‘Un Amor’ Review: An Excellent Laia Costa Brightens Isabel Coixet’s Dark Return to Form

The negotiations of adult sexual relationships, as well as the demands forced upon single women in society, are recurring fascinations in the work of Spanish writer-director Isabel Coixet, albeit to erratic effect: In recent years, particularly in such English-language efforts as “It Snows in Benidorm” and “The Bookshop,” her voice has felt unconfident, even a little stifled. But Coixet strikes with a renewed sense of conviction in “Un Amor,” an adaptation of Sara Mesa’s Spanish-language bestseller that plays to her unusual strengths as a full-blooded feminist filmmaker. Making no cozy compromises in its portrayal of a young woman socially and sexually exploited by rural patriarchy — while still foregrounding the consuming strength and autonomy of her desire — it’s a tricky balancing act that mostly works, thanks also to a crackling lead performance by Laia Costa.

The combined draws of Costa and popular, much-translated source material should ensure “Un Amor” many further festival dates and relatively widespread arthouse exposure following its premiere in the main competition at San Sebastián. But this is not obviously crowdpleasing fare: “Un Amor’s” gender politics are commendably complex, and its study of sex as social currency both frank and occasionally disturbing. It’s a film that certainly invites keen post-screening debate over the motivations and moral standing of multiple characters, including those of Nat, Costa’s predominantly sympathetic but self-sabotaging heroine.

Coixet wrongfoots us at the outset, opening not on Nat but with vérité-style interview footage of a Sudanese refugee, recounting her arduous journey to Europe with plainly harrowed but unflinching candor. We come to understand this is one of many testimonies that Nat, a freelance translator, handled in her previous job, and return to it at repeated intervals in the film. This framing risks putting Nat’s very different experiences of abuse in dismissive perspective, but instead gradually makes sense of her decision to pack up her previous urban life and move to a forbidding country settlement in Spain’s northern Aínsa-Sobrarbe region.

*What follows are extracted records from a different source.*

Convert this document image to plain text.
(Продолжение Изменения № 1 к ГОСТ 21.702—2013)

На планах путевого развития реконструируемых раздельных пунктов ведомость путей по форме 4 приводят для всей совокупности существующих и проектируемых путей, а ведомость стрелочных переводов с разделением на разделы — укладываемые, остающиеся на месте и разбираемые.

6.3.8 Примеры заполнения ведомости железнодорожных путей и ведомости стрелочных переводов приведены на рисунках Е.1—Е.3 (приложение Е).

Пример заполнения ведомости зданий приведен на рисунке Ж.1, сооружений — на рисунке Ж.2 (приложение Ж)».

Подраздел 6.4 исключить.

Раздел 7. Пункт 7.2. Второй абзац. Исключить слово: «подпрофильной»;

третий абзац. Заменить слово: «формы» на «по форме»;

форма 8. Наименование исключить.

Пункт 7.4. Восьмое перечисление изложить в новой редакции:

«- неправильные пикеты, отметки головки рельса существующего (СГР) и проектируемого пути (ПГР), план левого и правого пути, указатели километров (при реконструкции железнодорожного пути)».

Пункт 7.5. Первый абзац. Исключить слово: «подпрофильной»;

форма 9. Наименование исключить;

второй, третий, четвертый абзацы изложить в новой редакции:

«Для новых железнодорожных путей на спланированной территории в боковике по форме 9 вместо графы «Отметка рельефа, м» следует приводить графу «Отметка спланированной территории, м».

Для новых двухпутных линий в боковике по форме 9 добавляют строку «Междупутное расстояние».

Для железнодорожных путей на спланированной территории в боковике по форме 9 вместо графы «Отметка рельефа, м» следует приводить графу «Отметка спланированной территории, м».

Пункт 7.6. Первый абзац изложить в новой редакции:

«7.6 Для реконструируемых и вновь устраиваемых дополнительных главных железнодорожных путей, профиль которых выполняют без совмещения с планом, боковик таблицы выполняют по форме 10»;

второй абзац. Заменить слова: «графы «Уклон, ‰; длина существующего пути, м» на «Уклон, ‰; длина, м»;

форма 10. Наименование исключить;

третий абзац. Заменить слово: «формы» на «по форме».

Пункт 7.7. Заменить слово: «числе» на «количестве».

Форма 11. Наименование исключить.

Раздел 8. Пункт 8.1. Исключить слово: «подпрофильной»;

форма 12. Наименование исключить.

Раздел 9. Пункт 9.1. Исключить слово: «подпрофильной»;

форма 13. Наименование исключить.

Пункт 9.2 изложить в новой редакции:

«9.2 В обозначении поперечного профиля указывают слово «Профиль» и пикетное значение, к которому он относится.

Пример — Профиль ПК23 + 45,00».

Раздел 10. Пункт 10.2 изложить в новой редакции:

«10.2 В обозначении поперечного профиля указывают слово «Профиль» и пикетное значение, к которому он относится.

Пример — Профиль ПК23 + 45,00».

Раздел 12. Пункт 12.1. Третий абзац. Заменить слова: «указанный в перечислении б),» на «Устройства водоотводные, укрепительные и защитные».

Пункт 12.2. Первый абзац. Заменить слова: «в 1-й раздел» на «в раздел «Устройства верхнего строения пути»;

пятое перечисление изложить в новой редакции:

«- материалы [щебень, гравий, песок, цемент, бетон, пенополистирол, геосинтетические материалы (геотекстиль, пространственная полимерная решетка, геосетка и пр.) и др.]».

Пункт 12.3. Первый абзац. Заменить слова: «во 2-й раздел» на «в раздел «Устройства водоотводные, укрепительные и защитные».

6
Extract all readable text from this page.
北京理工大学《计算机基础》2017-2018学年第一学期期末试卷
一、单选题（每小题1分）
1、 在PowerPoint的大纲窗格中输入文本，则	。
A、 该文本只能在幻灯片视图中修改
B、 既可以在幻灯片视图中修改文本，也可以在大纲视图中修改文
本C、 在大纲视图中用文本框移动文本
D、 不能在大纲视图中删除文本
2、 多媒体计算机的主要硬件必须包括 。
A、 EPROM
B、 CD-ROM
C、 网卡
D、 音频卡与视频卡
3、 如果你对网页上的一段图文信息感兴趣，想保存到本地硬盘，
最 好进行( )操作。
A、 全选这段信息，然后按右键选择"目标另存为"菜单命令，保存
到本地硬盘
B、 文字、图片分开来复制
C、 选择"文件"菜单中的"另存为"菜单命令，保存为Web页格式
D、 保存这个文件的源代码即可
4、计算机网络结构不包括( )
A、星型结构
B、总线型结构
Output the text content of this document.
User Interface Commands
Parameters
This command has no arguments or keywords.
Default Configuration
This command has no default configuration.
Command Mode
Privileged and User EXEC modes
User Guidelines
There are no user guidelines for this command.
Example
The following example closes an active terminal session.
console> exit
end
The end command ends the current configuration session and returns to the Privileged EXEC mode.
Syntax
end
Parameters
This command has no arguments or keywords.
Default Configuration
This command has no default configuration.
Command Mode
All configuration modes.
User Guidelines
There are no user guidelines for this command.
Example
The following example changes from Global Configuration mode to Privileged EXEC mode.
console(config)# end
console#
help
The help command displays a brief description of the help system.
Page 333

As rural escapes go, it’s not an idyllic one: The village is gray and unphotogenic, surrounded by an impressive but austere landscape of rock and scrub, all under perennially overcast skies. The small house she rents is in a barely habitable state of disrepair, its leaking roof and crumbling walls shrugged off by a landlord (Luis Bermejo) whose sexist surliness increasingly edges into the psychotic. He’s the most outwardly hostile member of a prickly community that regards her with near-uniform suspicion. At first only her neighbor Piter (Hugo Silva), a self-styled stained-glass artist, makes friendly overtures, but always with a guilt-tripping pushiness that’s a severe red flag.

Taking a more quietly direct approach is Andreas (Hovik Keuchkerian), a bearish, taciturn handyman of indeterminate origin whom the locals dub “the German” — and it’s perhaps this shared marginalized status that emboldens him to knock on Nat’s door one evening and ask her to sleep with him, in exchange for free home repairs. Utterly bemused, she refuses, only to show up at his place the next day with a changed mind: Coixet and co-scripter Laura Ferrero write this startling transaction with few words, the terms of the arrangement underlined in the actors’ complicit expressions and contrasting body language.

Yet what begins as one-time deal soon escalates, by dint of mutual loneliness if no great personal compatibility, into a heated carnal affair that shifts Nat’s already fragile social position in the village — and on which our hitherto self-contained protagonist grows alarmingly dependent. It’s an improbable turn of events on paper, but one the actors make convincing, both projecting a nervy reticence that somehow sparks into passive-aggressive chemistry. Calm but never quite peaceful, with a latent violence in his placid gaze, Keuchkerian is a riveting foil, but this is Costa’s film, driven by her watchful curiosity and straight-backed air of determination. Her Nat is vulnerable, protective of her internal wounds, but with a glimmer of wry humor that wards off the film’s potential dourness.

Costa’s performance has enough visibly restless energy, twitching beneath her well-behaved facade, that a climactic burst into wild, free-form dance feels a little over-determined — a cinematic flourish that supersedes the character’s sharply drawn instincts. But it’s a forgivably expressive curlicue in a film otherwise shorn of its director’s most whimsical impulses, told with rigor and penetrating human interest, its simple title belying a panoply of nuances behind the idea of love — of self and others — and how it nourishes or destroys us.